Im sitting here with a plate full of fresh baked cookies, made by my hubby, and I am, "sea"ing red.
I HATE this time of the month. This time where I am more evil than usual, when my excuse for everything is Leave me alone, don't you know I am on my period, How many times do I have to tell you this?
And last night I actually said to my husband "Do you need me to stamp it across my forehead in red letters?? Quit asking me what is wrong, I've already told you"
Yep. That was me. I said that.
The worst part is I already did this the first week of the month. That is what happens when you start messing with your body chemistry.
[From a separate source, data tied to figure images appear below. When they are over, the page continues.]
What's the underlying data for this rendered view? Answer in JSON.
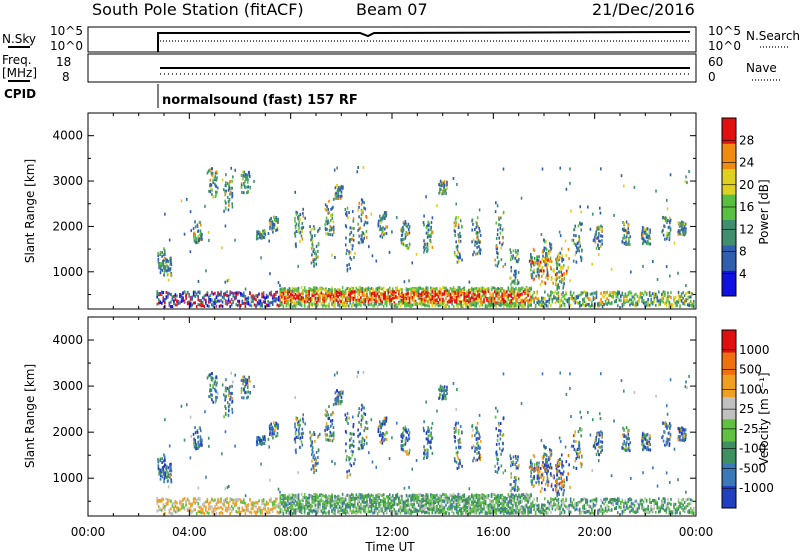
{
  "header": {
    "station": "South Pole Station (fitACF)",
    "beam": "Beam 07",
    "date": "21/Dec/2016"
  },
  "strip_labels": {
    "nsky": "N.Sky",
    "nsky_ticks": [
      "10^5",
      "10^0"
    ],
    "nsearch": "N.Search",
    "nsearch_ticks": [
      "10^5",
      "10^0"
    ],
    "freq_line1": "Freq.",
    "freq_line2": "[MHz]",
    "freq_ticks": [
      "18",
      "8"
    ],
    "nave": "Nave",
    "nave_ticks": [
      "60",
      "0"
    ],
    "cpid": "CPID",
    "cpid_text": "normalsound (fast) 157 RF"
  },
  "chart_data": [
    {
      "type": "heatmap",
      "name": "power",
      "ylabel": "Slant Range [km]",
      "xlabel": "",
      "y_ticks": [
        "1000",
        "2000",
        "3000",
        "4000"
      ],
      "ylim": [
        180,
        4500
      ],
      "colorbar_label": "Power [dB]",
      "colorbar_ticks": [
        "28",
        "24",
        "20",
        "16",
        "12",
        "8",
        "4"
      ],
      "colors": [
        "#1010e0",
        "#2f5fae",
        "#3f8f6f",
        "#58c040",
        "#e0d020",
        "#f08a10",
        "#e01010"
      ]
    },
    {
      "type": "heatmap",
      "name": "velocity",
      "ylabel": "Slant Range [km]",
      "xlabel": "Time UT",
      "x_ticks": [
        "00:00",
        "04:00",
        "08:00",
        "12:00",
        "16:00",
        "20:00",
        "00:00"
      ],
      "y_ticks": [
        "1000",
        "2000",
        "3000",
        "4000"
      ],
      "ylim": [
        180,
        4500
      ],
      "colorbar_label": "Velocity [m s⁻¹]",
      "colorbar_ticks": [
        "1000",
        "500",
        "100",
        "25",
        "-25",
        "-100",
        "-500",
        "-1000"
      ],
      "colors": [
        "#2040c0",
        "#3a78b8",
        "#3f9060",
        "#60c040",
        "#c0c0c0",
        "#f0a020",
        "#f07010",
        "#e01010"
      ]
    }
  ]
}
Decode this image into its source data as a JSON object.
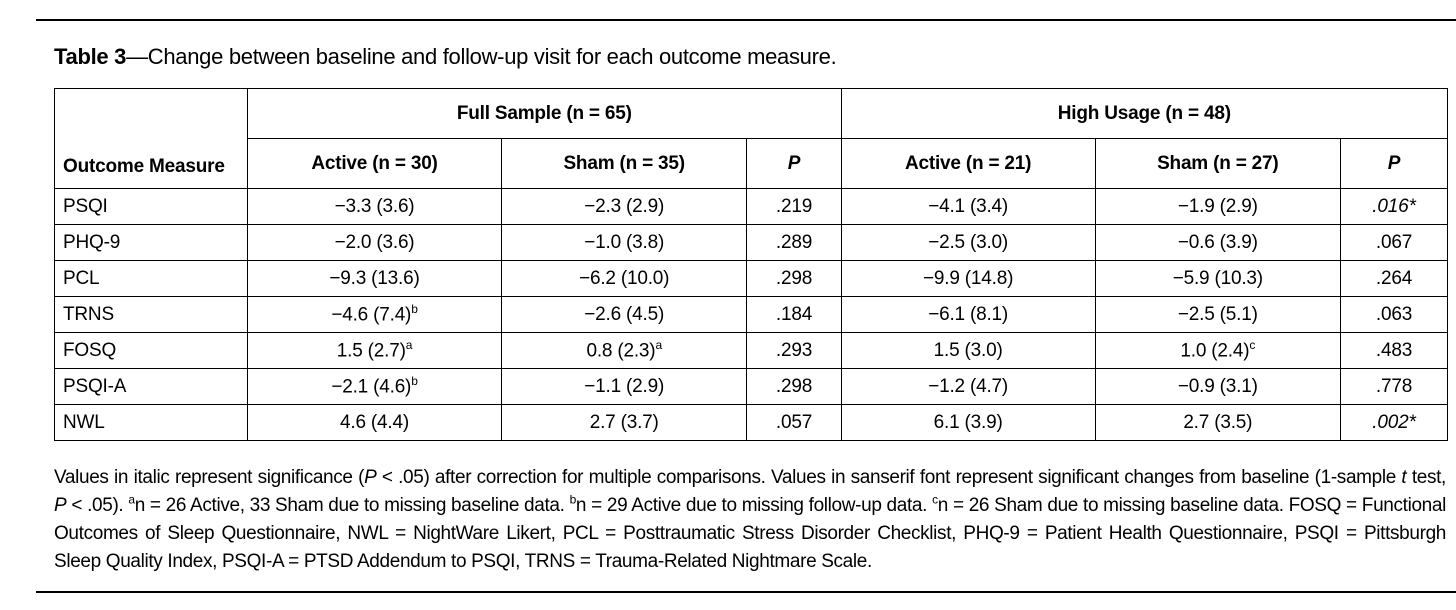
{
  "title": {
    "label": "Table 3",
    "text": "—Change between baseline and follow-up visit for each outcome measure."
  },
  "table": {
    "groups": [
      "Full Sample (n = 65)",
      "High Usage (n = 48)"
    ],
    "columns": [
      "Outcome Measure",
      "Active (n = 30)",
      "Sham (n = 35)",
      "P",
      "Active (n = 21)",
      "Sham (n = 27)",
      "P"
    ],
    "rows": [
      [
        "PSQI",
        "−3.3 (3.6)",
        "−2.3 (2.9)",
        ".219",
        "−4.1 (3.4)",
        "−1.9 (2.9)",
        ".016*"
      ],
      [
        "PHQ-9",
        "−2.0 (3.6)",
        "−1.0 (3.8)",
        ".289",
        "−2.5 (3.0)",
        "−0.6 (3.9)",
        ".067"
      ],
      [
        "PCL",
        "−9.3 (13.6)",
        "−6.2 (10.0)",
        ".298",
        "−9.9 (14.8)",
        "−5.9 (10.3)",
        ".264"
      ],
      [
        "TRNS",
        {
          "text": "−4.6 (7.4)",
          "sup": "b"
        },
        "−2.6 (4.5)",
        ".184",
        "−6.1 (8.1)",
        "−2.5 (5.1)",
        ".063"
      ],
      [
        "FOSQ",
        {
          "text": "1.5 (2.7)",
          "sup": "a"
        },
        {
          "text": "0.8 (2.3)",
          "sup": "a"
        },
        ".293",
        "1.5 (3.0)",
        {
          "text": "1.0 (2.4)",
          "sup": "c"
        },
        ".483"
      ],
      [
        "PSQI-A",
        {
          "text": "−2.1 (4.6)",
          "sup": "b"
        },
        "−1.1 (2.9)",
        ".298",
        "−1.2 (4.7)",
        "−0.9 (3.1)",
        ".778"
      ],
      [
        "NWL",
        "4.6 (4.4)",
        "2.7 (3.7)",
        ".057",
        "6.1 (3.9)",
        "2.7 (3.5)",
        ".002*"
      ]
    ]
  },
  "footnote": [
    "Values in italic represent significance (",
    "P",
    " < .05) after correction for multiple comparisons. Values in sanserif font represent significant changes from baseline (1-sample ",
    "t",
    " test, ",
    "P",
    " < .05). ",
    "a",
    "n = 26 Active, 33 Sham due to missing baseline data. ",
    "b",
    "n = 29 Active due to missing follow-up data. ",
    "c",
    "n = 26 Sham due to missing baseline data. FOSQ = Functional Outcomes of Sleep Questionnaire, NWL = NightWare Likert, PCL = Posttraumatic Stress Disorder Checklist, PHQ-9 = Patient Health Questionnaire, PSQI = Pittsburgh Sleep Quality Index, PSQI-A = PTSD Addendum to PSQI, TRNS = Trauma-Related Nightmare Scale."
  ]
}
You start using different birth control, you quit taking your allergy meds, you start eating nutritious food, add in a little exercise. And what do you get for pay back? A extra screwed up cycle that decides to fling it's worst in your face!
I hate the feeling of everything falling out down below, it's gross and dis-concerning.
"So you have a headache, get over it, at least your not dropping piles of blood out of your penis, STFU!"
I am not a nice person when Aunt Flo comes to visit. Why can't she take a hike for good. I mean I am done having kids, why is there not a surgical procedure that just takes all of that out? Why cant I donate all of my working functions to a woman in need? Huh? I mean seriously, someone needs to get on that, ASAP!
I wish I could go back to bed, but hubby has class of course. Then there is the first Cub Scouts meeting tonight for my oldest. I hope I can get hubby to go, because I am not in the mood to try on jeans that I have not worn for two years (I was pregnant). And it is damn cold outside.
Where the hell is Fall? Did she get tossed into a river somewhere by Winter? Why isn't anyone out investigating her disappearance?